Di negara ini, rupanya orientasi seksual seseorang adalah perkara yang luar biasa penting. Seorang lelaki harus menyukai perempuan, demikian pula sebaliknya. Jika tidak, dia akan dijadikan bulan-bulanan: dicemooh, ditertawakan, dilecehkan. Nah, dalam hal leceh-melecehkan ini, televisi pegang peranan yang begitu besar.
Saya merasa sangat miris ketika Rian Jombang diwawancarai tentang kehidupan seksualnya. Dalam berbagai tayangan infotainmen, dengan senyum khasnya yang nyebelin Rian bilang ia dan artis Indra Brugman pernah pacaran. Bahkan, ia menambahkan fakta bahwa Indra punya pantat yang bagusnya luar biasa.

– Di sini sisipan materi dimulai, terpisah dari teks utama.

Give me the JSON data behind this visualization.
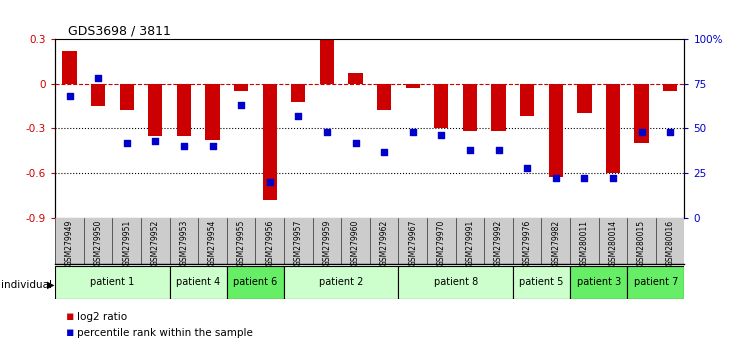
{
  "title": "GDS3698 / 3811",
  "samples": [
    "GSM279949",
    "GSM279950",
    "GSM279951",
    "GSM279952",
    "GSM279953",
    "GSM279954",
    "GSM279955",
    "GSM279956",
    "GSM279957",
    "GSM279959",
    "GSM279960",
    "GSM279962",
    "GSM279967",
    "GSM279970",
    "GSM279991",
    "GSM279992",
    "GSM279976",
    "GSM279982",
    "GSM280011",
    "GSM280014",
    "GSM280015",
    "GSM280016"
  ],
  "log2_ratio": [
    0.22,
    -0.15,
    -0.18,
    -0.35,
    -0.35,
    -0.38,
    -0.05,
    -0.78,
    -0.12,
    0.3,
    0.07,
    -0.18,
    -0.03,
    -0.3,
    -0.32,
    -0.32,
    -0.22,
    -0.63,
    -0.2,
    -0.6,
    -0.4,
    -0.05
  ],
  "percentile_rank": [
    68,
    78,
    42,
    43,
    40,
    40,
    63,
    20,
    57,
    48,
    42,
    37,
    48,
    46,
    38,
    38,
    28,
    22,
    22,
    22,
    48,
    48
  ],
  "patients": [
    {
      "label": "patient 1",
      "start": 0,
      "end": 4,
      "color": "#ccffcc"
    },
    {
      "label": "patient 4",
      "start": 4,
      "end": 6,
      "color": "#ccffcc"
    },
    {
      "label": "patient 6",
      "start": 6,
      "end": 8,
      "color": "#66ee66"
    },
    {
      "label": "patient 2",
      "start": 8,
      "end": 12,
      "color": "#ccffcc"
    },
    {
      "label": "patient 8",
      "start": 12,
      "end": 16,
      "color": "#ccffcc"
    },
    {
      "label": "patient 5",
      "start": 16,
      "end": 18,
      "color": "#ccffcc"
    },
    {
      "label": "patient 3",
      "start": 18,
      "end": 20,
      "color": "#66ee66"
    },
    {
      "label": "patient 7",
      "start": 20,
      "end": 22,
      "color": "#66ee66"
    }
  ],
  "ylim_left": [
    -0.9,
    0.3
  ],
  "ylim_right": [
    0,
    100
  ],
  "yticks_left": [
    -0.9,
    -0.6,
    -0.3,
    0.0,
    0.3
  ],
  "ytick_labels_left": [
    "-0.9",
    "-0.6",
    "-0.3",
    "0",
    "0.3"
  ],
  "yticks_right": [
    0,
    25,
    50,
    75,
    100
  ],
  "ytick_labels_right": [
    "0",
    "25",
    "50",
    "75",
    "100%"
  ],
  "hline_zero": 0.0,
  "hline_dotted": [
    -0.3,
    -0.6
  ],
  "bar_color": "#cc0000",
  "dot_color": "#0000cc",
  "bar_width": 0.5,
  "dot_size": 22,
  "background_color": "#ffffff",
  "gray_bg": "#cccccc"
}
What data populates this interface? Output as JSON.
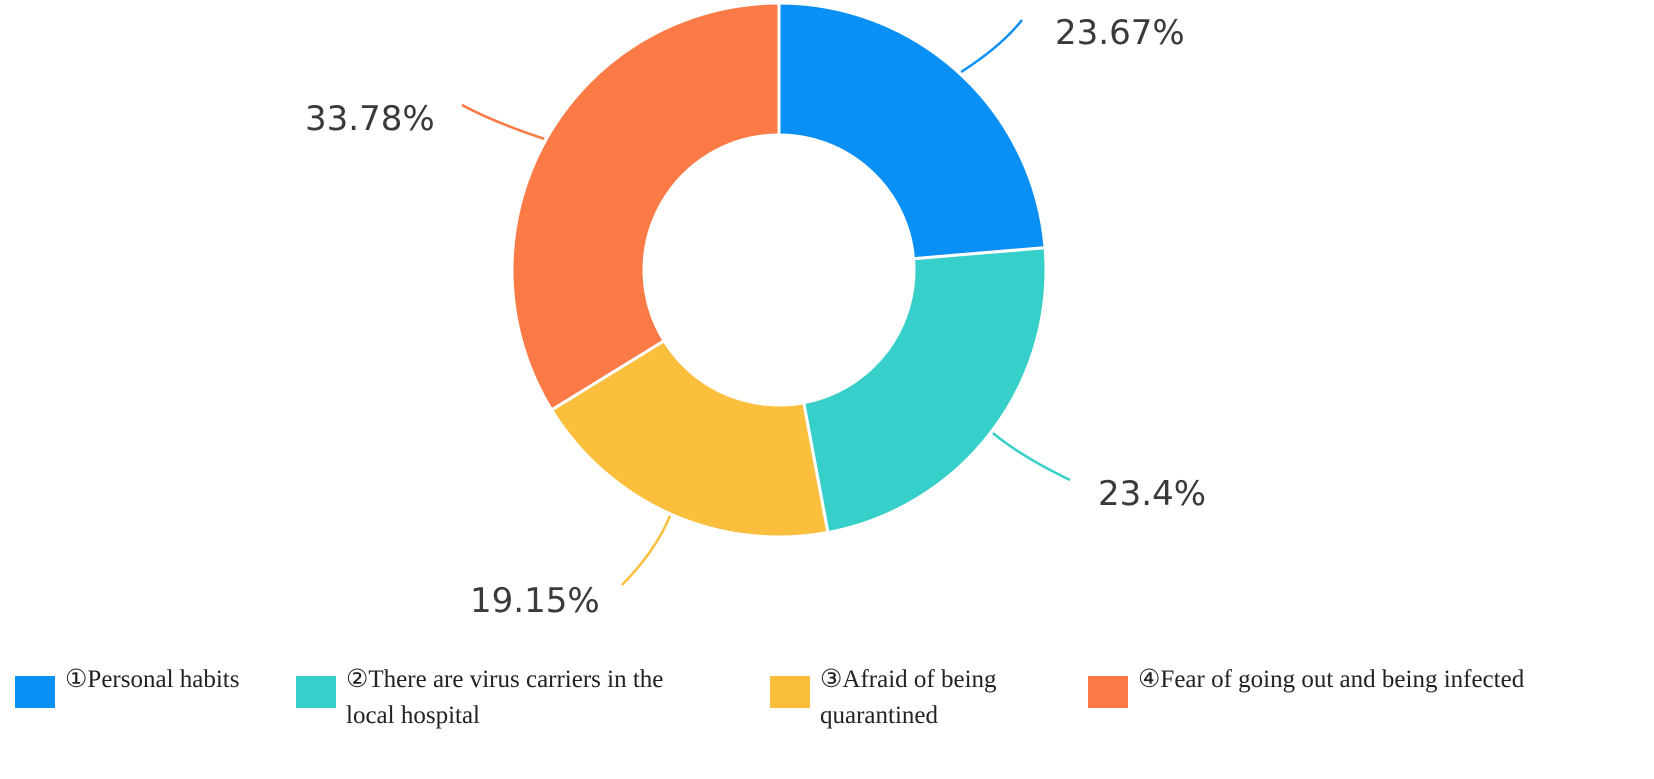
{
  "chart_data": {
    "type": "pie",
    "donut": true,
    "categories": [
      "①Personal habits",
      "②There are virus carriers in the local hospital",
      "③Afraid of being quarantined",
      "④Fear of going out and being infected"
    ],
    "values": [
      23.67,
      23.4,
      19.15,
      33.78
    ],
    "value_labels": [
      "23.67%",
      "23.4%",
      "19.15%",
      "33.78%"
    ],
    "colors": [
      "#0a8ff5",
      "#36cfc9",
      "#fbbf3d",
      "#fb7a45"
    ],
    "legend_position": "bottom"
  },
  "legend": {
    "items": [
      {
        "lines": [
          "①Personal habits"
        ]
      },
      {
        "lines": [
          "②There are virus carriers in the",
          "local hospital"
        ]
      },
      {
        "lines": [
          "③Afraid of being",
          "quarantined"
        ]
      },
      {
        "lines": [
          "④Fear of going out and being infected"
        ]
      }
    ]
  }
}
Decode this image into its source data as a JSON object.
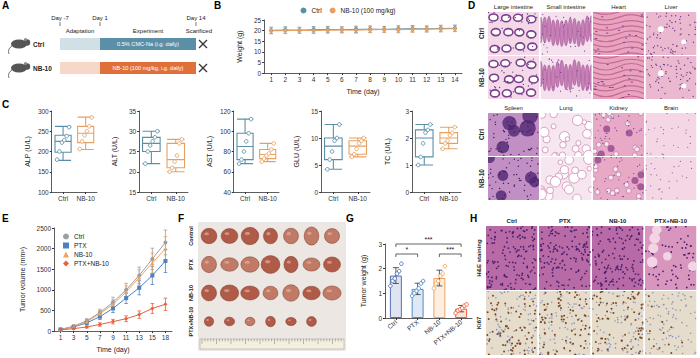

“Saya punya rekaman adegan ranjang antara saya dan Indra dalam bentuk CD, tapi saya nggak bisa ceritakan detailnya karena takut kena UU APP. Yang jelas kejadiannya di ranjang sebuah hotel, saya dan Indra nggak pakai apa-apa. Indra itu pantatnya bagus.” kata Rian dari balik jeruji besi.
Ucapan Rian yang terakhir ini mengundang tawa. Wartawan langsung menyoraki, dan Rian tersenyum malu-malu seolah mengamini bahwa itu hal yang lucu dan bikin gemes. Di sinilah saya merasa miris. Tertawanya para wartawan, dan mungkin para penonton yang menyaksikan di rumah masing-masing, bukan karena bentuk pantat memang perkara yang layak ditertawakan, tapi karena pujian ini datang dari seorang homoseksual kepada sesama jenisnya.
Bayangkan jika seandainya adegan memuji pantat ini dilakukan oleh pasangan heteroseksual seperti Aldi Taher dan Dewi Perssik. Paling-paling kita hanya akan berkata bahwa mereka mengumbar kemesraan, obral pujian, dan lain-lain. Tapi ketika yang berkata adalah Rian dan yang dipuji Indra Brugman, orang lantas merasa lucu, lalu menertawakan.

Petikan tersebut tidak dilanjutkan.